Contextual Classification Methodology

General Overview

Sounder’s contextual category classification model identifies topics of conversation at the segment level of podcast episodes according to the IAB Content Taxonomy (3.0).

Methodology

Contextual Classification

Podcast episodes are transcribed using Sounder’s proprietary automatic speech recognition (ASR) engine. Leveraging natural language processing (NLP), we further anaylze transcriptions to identify named entities, topics, sentiment, and tone, among other identifiers, that supports contextual category identification.

To illustrate, if a show’s most recent processed episode was on April 15, then any episodes published and processed between January 15 and April 14 would be included in the show-level score calculation.

Contextual Category Results

All contextual categories are comprehensively classified on the segment level, then summed within the same 90-day window, and inherited at the show level.

Interpreting Contextual Category confidence scores

Sounder identifies contextual categories of podcast content at the segment level, ultimately summarizing episode and show-level classifications. For a category to be outlined on the episode level, a single podcast episode must contain at least three segments of the same category.
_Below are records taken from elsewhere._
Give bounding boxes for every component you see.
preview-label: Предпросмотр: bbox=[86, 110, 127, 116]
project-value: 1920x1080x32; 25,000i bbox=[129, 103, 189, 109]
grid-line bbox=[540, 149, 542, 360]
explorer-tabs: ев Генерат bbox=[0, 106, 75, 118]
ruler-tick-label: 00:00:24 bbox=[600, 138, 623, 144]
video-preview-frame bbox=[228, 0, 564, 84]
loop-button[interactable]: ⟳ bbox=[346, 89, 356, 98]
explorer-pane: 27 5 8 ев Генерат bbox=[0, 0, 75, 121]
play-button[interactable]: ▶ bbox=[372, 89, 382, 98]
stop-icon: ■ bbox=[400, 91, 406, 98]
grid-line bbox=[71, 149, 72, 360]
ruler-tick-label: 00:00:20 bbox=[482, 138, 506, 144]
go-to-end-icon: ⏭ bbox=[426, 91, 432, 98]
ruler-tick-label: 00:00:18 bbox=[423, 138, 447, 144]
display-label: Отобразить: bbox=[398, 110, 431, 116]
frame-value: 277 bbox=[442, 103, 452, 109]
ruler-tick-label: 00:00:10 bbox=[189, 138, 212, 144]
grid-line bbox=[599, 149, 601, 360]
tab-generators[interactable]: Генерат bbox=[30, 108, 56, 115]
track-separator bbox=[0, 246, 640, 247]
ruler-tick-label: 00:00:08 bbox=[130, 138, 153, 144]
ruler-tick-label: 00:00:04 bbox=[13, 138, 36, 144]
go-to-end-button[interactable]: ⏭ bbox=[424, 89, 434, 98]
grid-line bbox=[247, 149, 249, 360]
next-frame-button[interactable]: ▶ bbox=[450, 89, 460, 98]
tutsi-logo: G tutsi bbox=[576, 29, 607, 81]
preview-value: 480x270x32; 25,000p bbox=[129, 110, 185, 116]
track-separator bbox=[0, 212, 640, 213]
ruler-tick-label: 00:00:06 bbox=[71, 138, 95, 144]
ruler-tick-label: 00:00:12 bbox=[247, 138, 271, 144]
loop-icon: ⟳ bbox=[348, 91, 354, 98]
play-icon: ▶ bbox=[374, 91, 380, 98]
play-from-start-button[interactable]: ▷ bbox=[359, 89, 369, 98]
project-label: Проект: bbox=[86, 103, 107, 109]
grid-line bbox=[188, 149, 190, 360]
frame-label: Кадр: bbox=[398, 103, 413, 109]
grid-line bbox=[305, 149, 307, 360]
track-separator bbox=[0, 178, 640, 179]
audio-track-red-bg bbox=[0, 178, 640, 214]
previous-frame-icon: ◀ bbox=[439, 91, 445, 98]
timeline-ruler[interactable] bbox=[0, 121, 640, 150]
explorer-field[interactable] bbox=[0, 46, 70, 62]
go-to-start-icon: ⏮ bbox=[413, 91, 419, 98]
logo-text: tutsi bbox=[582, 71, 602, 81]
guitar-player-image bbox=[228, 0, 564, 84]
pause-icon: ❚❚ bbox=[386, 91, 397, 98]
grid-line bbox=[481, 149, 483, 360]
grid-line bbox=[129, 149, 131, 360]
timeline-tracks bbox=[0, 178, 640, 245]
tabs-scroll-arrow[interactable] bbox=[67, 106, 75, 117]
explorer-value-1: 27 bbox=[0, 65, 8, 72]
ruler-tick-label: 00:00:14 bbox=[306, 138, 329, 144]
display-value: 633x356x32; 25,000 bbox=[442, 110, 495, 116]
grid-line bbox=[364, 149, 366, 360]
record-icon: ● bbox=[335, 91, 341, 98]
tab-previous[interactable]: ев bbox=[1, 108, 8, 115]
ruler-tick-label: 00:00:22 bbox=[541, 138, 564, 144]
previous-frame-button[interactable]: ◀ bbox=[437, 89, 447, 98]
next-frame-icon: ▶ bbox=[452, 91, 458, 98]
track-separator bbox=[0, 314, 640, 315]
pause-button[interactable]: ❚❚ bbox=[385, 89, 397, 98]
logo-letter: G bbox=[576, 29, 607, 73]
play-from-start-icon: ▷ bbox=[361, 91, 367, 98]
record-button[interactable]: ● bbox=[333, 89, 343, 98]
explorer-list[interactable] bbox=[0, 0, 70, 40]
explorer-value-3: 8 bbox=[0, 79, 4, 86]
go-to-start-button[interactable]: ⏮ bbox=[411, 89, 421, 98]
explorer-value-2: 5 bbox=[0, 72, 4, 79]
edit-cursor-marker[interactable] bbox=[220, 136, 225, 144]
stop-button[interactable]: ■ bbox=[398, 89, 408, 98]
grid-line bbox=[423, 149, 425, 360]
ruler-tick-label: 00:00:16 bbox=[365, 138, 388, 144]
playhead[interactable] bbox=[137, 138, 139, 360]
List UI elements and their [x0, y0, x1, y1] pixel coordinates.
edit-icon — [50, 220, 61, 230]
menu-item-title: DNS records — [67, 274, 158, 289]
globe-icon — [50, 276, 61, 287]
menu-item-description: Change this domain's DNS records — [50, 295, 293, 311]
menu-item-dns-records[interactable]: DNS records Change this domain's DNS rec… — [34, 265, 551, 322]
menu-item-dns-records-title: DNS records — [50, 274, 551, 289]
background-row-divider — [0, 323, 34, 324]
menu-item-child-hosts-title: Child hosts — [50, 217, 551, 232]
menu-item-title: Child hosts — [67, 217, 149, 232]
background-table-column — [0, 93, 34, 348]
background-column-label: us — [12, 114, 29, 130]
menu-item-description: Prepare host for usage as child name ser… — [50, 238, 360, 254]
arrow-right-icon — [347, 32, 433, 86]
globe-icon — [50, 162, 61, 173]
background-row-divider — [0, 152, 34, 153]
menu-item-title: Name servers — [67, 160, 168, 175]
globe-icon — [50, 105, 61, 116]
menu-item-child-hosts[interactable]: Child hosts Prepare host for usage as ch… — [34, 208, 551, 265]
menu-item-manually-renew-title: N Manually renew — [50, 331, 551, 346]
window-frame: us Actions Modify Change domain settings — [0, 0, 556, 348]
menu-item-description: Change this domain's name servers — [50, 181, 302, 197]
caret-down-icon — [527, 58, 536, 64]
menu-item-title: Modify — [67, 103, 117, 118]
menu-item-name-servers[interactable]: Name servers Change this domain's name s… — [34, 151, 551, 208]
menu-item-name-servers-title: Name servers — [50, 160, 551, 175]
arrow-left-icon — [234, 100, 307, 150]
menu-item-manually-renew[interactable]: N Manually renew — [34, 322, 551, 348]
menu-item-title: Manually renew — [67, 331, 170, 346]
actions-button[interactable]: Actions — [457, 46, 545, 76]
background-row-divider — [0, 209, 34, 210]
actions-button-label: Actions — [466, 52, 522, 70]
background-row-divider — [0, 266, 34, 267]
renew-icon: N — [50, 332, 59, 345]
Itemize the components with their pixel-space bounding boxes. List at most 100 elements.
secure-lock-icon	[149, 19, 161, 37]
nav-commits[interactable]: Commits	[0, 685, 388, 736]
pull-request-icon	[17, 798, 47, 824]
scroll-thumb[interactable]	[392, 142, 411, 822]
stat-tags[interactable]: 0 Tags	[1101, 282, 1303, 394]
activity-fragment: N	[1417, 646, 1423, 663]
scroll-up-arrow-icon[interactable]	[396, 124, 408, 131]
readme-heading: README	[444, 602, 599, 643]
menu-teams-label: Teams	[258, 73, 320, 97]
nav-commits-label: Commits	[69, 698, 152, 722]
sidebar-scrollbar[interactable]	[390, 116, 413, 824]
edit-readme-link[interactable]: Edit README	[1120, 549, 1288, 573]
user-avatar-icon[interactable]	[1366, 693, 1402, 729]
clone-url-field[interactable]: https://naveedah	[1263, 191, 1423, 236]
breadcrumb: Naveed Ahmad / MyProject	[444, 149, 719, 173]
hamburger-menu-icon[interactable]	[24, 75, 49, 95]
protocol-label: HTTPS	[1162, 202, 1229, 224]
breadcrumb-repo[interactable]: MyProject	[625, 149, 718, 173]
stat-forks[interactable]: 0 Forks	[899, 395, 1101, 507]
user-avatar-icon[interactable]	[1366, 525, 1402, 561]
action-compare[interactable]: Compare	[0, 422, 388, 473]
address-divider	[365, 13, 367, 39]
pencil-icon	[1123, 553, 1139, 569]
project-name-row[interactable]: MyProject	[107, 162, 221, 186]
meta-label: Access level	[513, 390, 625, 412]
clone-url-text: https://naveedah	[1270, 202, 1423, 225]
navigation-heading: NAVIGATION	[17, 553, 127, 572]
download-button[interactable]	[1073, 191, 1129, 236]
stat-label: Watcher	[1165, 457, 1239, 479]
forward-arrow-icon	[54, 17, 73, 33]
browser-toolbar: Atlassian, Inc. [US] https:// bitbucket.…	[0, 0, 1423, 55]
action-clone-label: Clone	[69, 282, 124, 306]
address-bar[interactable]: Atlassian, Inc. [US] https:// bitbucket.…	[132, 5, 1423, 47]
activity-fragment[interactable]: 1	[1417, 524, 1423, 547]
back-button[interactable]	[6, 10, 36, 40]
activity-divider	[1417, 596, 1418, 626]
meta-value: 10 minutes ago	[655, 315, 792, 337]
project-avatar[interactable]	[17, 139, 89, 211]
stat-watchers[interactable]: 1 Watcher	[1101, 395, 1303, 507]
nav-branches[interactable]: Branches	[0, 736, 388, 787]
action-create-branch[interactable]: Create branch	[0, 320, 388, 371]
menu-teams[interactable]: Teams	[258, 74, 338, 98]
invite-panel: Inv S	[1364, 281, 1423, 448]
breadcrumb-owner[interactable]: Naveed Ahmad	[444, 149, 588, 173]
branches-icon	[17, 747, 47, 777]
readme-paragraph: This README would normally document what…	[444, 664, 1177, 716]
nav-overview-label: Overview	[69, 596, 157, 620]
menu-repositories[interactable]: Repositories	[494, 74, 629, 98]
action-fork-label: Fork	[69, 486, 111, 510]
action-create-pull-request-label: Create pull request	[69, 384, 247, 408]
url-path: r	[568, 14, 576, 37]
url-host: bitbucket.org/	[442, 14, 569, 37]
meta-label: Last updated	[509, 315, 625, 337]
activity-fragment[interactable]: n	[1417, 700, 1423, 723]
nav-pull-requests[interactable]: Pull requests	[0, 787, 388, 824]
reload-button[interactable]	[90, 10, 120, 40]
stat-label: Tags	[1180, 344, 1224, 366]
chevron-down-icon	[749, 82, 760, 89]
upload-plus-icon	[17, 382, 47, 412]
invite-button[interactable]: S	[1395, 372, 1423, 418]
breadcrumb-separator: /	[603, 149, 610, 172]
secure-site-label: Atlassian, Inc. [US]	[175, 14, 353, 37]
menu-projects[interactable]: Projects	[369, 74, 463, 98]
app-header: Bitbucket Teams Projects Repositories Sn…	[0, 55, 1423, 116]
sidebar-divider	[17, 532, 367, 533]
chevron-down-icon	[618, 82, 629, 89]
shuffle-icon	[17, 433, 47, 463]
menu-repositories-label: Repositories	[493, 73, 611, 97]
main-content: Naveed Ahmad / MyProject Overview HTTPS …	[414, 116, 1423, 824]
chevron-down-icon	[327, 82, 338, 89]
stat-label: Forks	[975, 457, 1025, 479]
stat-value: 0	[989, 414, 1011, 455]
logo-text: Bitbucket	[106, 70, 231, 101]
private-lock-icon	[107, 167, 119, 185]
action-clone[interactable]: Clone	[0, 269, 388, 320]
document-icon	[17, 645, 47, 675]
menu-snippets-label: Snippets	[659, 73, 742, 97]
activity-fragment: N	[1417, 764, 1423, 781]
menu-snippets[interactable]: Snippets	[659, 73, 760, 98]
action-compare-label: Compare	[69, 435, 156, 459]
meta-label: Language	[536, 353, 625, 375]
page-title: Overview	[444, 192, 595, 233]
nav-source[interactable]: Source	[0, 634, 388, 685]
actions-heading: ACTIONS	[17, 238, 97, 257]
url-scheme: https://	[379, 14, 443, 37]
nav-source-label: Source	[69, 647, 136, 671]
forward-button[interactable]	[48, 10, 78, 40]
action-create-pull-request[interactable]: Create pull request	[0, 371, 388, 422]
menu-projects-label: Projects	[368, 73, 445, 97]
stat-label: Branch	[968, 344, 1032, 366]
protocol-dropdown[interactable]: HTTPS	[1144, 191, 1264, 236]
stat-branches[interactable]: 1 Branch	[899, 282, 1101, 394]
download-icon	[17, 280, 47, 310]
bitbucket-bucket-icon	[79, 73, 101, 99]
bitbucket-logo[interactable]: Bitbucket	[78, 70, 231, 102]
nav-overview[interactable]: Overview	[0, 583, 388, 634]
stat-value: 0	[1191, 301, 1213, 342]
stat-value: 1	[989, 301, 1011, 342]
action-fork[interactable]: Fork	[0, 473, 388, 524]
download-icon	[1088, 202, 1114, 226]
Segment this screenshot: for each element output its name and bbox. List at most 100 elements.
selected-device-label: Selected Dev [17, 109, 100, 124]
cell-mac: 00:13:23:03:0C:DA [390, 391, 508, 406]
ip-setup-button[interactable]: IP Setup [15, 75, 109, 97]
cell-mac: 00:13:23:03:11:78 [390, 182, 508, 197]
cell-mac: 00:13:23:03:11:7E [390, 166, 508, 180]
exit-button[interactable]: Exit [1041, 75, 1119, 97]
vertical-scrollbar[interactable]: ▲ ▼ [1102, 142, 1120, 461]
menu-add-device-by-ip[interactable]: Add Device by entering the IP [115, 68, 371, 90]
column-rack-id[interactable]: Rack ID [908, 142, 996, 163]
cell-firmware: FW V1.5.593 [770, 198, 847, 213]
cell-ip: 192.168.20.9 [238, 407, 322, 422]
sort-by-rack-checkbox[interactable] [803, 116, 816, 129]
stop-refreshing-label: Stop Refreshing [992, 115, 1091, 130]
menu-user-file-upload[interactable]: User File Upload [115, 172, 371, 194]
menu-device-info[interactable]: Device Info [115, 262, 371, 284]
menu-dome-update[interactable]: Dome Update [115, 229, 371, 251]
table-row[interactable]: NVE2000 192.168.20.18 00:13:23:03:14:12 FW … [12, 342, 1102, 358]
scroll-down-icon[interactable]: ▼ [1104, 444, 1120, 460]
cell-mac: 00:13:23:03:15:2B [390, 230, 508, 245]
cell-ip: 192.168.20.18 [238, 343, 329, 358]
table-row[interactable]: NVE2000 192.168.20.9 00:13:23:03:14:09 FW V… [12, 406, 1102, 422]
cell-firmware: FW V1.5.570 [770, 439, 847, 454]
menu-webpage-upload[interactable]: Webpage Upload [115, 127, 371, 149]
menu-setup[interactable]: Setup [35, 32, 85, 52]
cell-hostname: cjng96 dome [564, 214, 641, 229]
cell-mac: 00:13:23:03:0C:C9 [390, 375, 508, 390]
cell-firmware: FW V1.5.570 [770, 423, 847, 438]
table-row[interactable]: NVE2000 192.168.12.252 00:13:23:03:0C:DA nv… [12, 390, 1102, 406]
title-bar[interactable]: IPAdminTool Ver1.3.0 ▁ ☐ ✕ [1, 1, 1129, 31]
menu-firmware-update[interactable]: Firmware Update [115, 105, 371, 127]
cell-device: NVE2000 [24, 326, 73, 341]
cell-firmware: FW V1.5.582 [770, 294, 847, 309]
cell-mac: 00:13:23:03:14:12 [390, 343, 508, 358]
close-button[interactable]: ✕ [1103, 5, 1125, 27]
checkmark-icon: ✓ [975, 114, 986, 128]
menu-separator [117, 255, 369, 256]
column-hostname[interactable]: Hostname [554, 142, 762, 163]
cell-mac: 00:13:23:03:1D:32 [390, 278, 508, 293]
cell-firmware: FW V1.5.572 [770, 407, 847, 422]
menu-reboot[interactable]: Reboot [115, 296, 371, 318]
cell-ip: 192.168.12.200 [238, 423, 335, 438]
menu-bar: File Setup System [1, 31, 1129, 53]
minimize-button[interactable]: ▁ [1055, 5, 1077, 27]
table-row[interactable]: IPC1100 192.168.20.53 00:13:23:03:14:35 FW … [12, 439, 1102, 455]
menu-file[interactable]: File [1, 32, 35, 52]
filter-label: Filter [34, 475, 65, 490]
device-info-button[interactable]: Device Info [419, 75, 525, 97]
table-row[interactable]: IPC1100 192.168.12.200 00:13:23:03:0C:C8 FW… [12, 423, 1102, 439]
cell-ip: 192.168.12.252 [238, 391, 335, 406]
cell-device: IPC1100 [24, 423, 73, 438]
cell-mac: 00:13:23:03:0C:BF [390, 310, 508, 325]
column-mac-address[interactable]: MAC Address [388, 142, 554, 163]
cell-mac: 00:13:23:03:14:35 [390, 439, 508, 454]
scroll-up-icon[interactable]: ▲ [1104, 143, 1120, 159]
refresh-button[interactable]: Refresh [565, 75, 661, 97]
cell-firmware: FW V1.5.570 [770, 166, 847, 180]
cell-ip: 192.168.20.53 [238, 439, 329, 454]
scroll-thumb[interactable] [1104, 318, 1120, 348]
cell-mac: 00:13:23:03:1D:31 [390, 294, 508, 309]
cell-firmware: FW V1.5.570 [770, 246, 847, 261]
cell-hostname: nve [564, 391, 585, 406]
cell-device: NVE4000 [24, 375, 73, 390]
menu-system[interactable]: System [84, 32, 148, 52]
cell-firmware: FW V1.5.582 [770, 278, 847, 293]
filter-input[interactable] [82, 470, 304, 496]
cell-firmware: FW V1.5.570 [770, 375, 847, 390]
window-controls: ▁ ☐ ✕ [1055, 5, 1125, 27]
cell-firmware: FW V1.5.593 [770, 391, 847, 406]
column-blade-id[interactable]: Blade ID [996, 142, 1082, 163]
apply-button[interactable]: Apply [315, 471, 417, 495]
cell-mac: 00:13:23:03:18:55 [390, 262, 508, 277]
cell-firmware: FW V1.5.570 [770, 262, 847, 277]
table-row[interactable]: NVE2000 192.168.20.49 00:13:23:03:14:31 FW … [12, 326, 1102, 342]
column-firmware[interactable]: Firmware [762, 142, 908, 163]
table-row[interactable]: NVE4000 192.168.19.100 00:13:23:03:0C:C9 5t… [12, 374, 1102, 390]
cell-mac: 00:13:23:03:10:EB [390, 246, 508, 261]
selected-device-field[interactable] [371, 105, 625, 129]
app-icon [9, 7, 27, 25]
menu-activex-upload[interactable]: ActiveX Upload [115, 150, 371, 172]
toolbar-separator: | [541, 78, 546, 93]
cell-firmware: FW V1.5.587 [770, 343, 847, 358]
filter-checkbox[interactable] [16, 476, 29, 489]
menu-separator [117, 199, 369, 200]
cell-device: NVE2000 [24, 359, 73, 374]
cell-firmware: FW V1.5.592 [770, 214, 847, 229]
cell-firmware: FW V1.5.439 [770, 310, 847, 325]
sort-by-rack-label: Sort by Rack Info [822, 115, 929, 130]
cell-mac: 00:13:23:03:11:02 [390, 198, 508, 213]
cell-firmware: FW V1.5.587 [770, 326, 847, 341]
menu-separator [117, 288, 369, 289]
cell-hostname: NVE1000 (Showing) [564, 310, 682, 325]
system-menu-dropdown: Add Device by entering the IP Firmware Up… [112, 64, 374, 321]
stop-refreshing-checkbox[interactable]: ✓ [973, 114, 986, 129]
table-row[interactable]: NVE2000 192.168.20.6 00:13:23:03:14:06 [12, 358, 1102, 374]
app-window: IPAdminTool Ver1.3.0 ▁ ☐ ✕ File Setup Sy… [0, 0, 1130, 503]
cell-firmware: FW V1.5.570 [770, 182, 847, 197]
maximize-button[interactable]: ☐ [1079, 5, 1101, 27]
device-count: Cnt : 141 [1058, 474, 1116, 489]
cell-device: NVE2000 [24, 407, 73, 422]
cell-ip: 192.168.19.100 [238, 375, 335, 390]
The concentration and depth of conversations of identified categories determine confidence scores. For example, a discussion focused on a single topic roughly 6-8 minutes long likely results in a 100% confidence score of the related contextual category. In contrast, a conversation about the same topic that is only a couple minutes or less in length will likely only result in a confidence score of 60% or less.

Since Sounder’s models are not keyword-based and rely on contextual signals such as sentiment and tone, the precise number of identifiers does not guarantee confidence score results.